To further compound the problem, the area is a central magnet for dropping off/pick-up points of motorcoach tour buses; especially along Via Dei Fori Imperali. And with the crowds come hordes of street vendors selling trinkets, discussed further in my "What Spoils" entry, and what I took to calling "Sidewalk Chef Wagons" - the movable, overpriced eateries appearing to serve everything with a wannabe cook who had more attitude than motivation and know-how.
This all helps set the stage for two structures current Romans seem to loathe the most, as well as the circus-crowd the area attracts - and they've no problem telling you about it. The Victor Emmanuel monument and Palazzo Venezia are two places they'd like to pretend don't exist, but their being hard to miss is the biggest part of the problem.
Emmanuel was the first official King of a unified Italy as we know it today. Seems he didn't want anyone to forget, but he couldn't take a chapter from former emperors and simply build an arch or tower. Taking 40 years to complete, the Il Vittoriano literally dwarfs EVERYTHING in the area with the brashness of the white marble structure blending with nothing in color or architectural style. Guidebooks say Romans refer to this as the "typewriter" or "birthday cake" building; listening to nearby shopkeepers, you can only imagine what they say that's unfit to print! The structure is ego-gone overboard at it's best, but I found it to grow on me from the many different levels with varied artistic, architectural styles incorporated. Unfortunately, you can't get an indepth look as the monument is sealed off with armed guards for security reasons. Any wonder why? This Romans see; the other they remember!

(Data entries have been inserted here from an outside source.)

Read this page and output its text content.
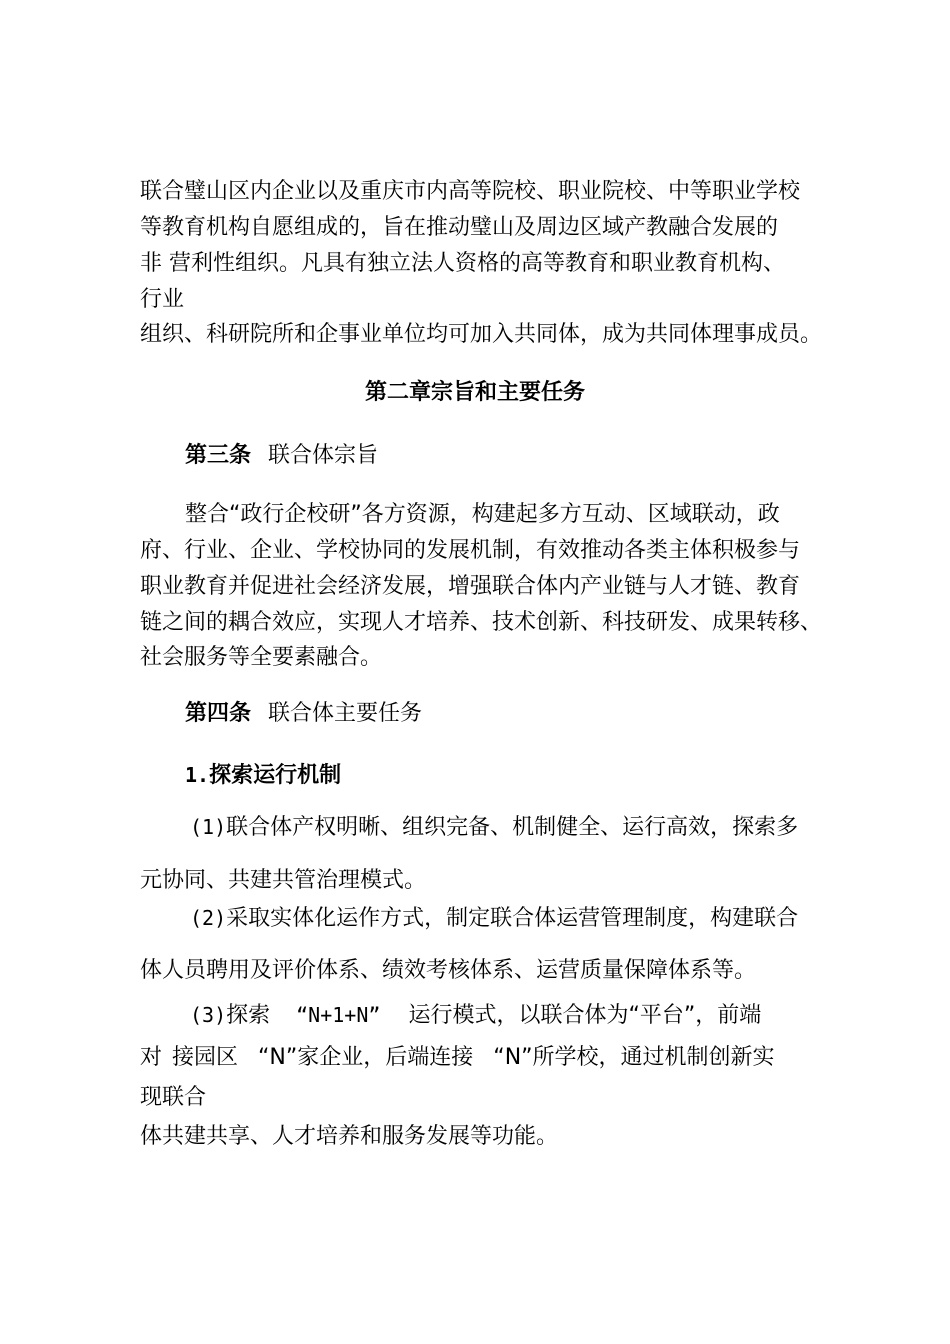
联合璧山区内企业以及重庆市内高等院校、职业院校、中等职业学校
等教育机构自愿组成的，旨在推动璧山及周边区域产教融合发展的
非 营利性组织。凡具有独立法人资格的高等教育和职业教育机构、
行业
组织、科研院所和企事业单位均可加入共同体，成为共同体理事成员。
第二章宗旨和主要任务
第三条 联合体宗旨
整合“政行企校研”各方资源，构建起多方互动、区域联动，政
府、行业、企业、学校协同的发展机制，有效推动各类主体积极参与
职业教育并促进社会经济发展，增强联合体内产业链与人才链、教育
链之间的耦合效应，实现人才培养、技术创新、科技研发、成果转移、
社会服务等全要素融合。
第四条 联合体主要任务
1.探索运行机制
(1)联合体产权明晰、组织完备、机制健全、运行高效，探索多
元协同、共建共管治理模式。
(2)采取实体化运作方式，制定联合体运营管理制度，构建联合
体人员聘用及评价体系、绩效考核体系、运营质量保障体系等。
(3)探索 “N+1+N” 运行模式，以联合体为“平台”，前端
对 接园区 “N”家企业，后端连接 “N”所学校，通过机制创新实
现联合
体共建共享、人才培养和服务发展等功能。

Directly across is the 500+-year old Palazzo Venezia which houses a museum and gallery that has a $4 admission fee. Most unforgettable, it also once housed facist dictator Mussolini who, during the early-to-mid 20th century, went on a self-serving campaign to have large sections of historical Rome eradicated to clear way for his new empire in hoping to restore a world power. (His greatest efforts can be seen in the modernistic EUR complex somewhat south of the city.) On the elongated side of the Palazzo is the famous balcony where Mussolini used to address the crowds.